Agora, o caso será encaminhado ao Ministério Público de São Paulo (MP-SP), que analisará as conclusões do delegado e todas as evidências reunidas pela investigação desde maio do ano passado. Vale lembrar que um promotor do MP acompanhou de perto o trabalho da Polícia Civil ao longo do inquérito, participando inclusive das oitivas – uma prática comum, que busca dar mais agilidade e eficácia aos procedimentos investigativos.
O MP-SP tem total autonomia para decidir os próximos passos em relação à investigação conduzida pela Polícia Civil. A promotoria pode acatar integral ou parcialmente as recomendações de indiciamento, modificar alguma das acusações, incluindo crimes não apontados pela polícia, ou até mesmo rejeitar as conclusões do inquérito e solicitar seu arquivamento.

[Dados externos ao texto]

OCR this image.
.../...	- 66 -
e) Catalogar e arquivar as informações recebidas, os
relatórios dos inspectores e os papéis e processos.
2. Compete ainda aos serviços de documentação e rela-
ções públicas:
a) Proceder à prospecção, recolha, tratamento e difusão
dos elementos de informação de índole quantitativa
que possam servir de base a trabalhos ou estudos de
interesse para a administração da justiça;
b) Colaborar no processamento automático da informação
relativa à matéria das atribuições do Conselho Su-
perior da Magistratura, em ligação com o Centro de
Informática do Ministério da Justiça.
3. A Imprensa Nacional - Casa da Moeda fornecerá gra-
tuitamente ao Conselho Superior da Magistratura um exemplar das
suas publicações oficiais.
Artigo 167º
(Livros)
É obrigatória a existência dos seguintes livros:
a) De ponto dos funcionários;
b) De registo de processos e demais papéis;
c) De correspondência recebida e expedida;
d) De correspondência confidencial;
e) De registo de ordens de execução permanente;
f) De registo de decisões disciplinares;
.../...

Nesta nova etapa, o Ministério Público pode solicitar novas diligências ou depoimentos, caso considere necessário para esclarecer os fatos. No entanto, também é possível que a decisão seja tomada com base apenas na análise dos autos do inquérito. Com isso, existe a possibilidade de que o presidente Augusto Melo nem chegue a ser ouvido pelos promotores.
Se o MP-SP decidir pela continuidade do inquérito, seja mantendo as acusações da polícia ou alterando-as, ele apresentará a denúncia dos envolvidos à Justiça, que deverá analisá-la e decidir sobre seu recebimento. Caso a denúncia seja aceita, será instaurado um processo na primeira instância, tornando os acusados, oficialmente, réus.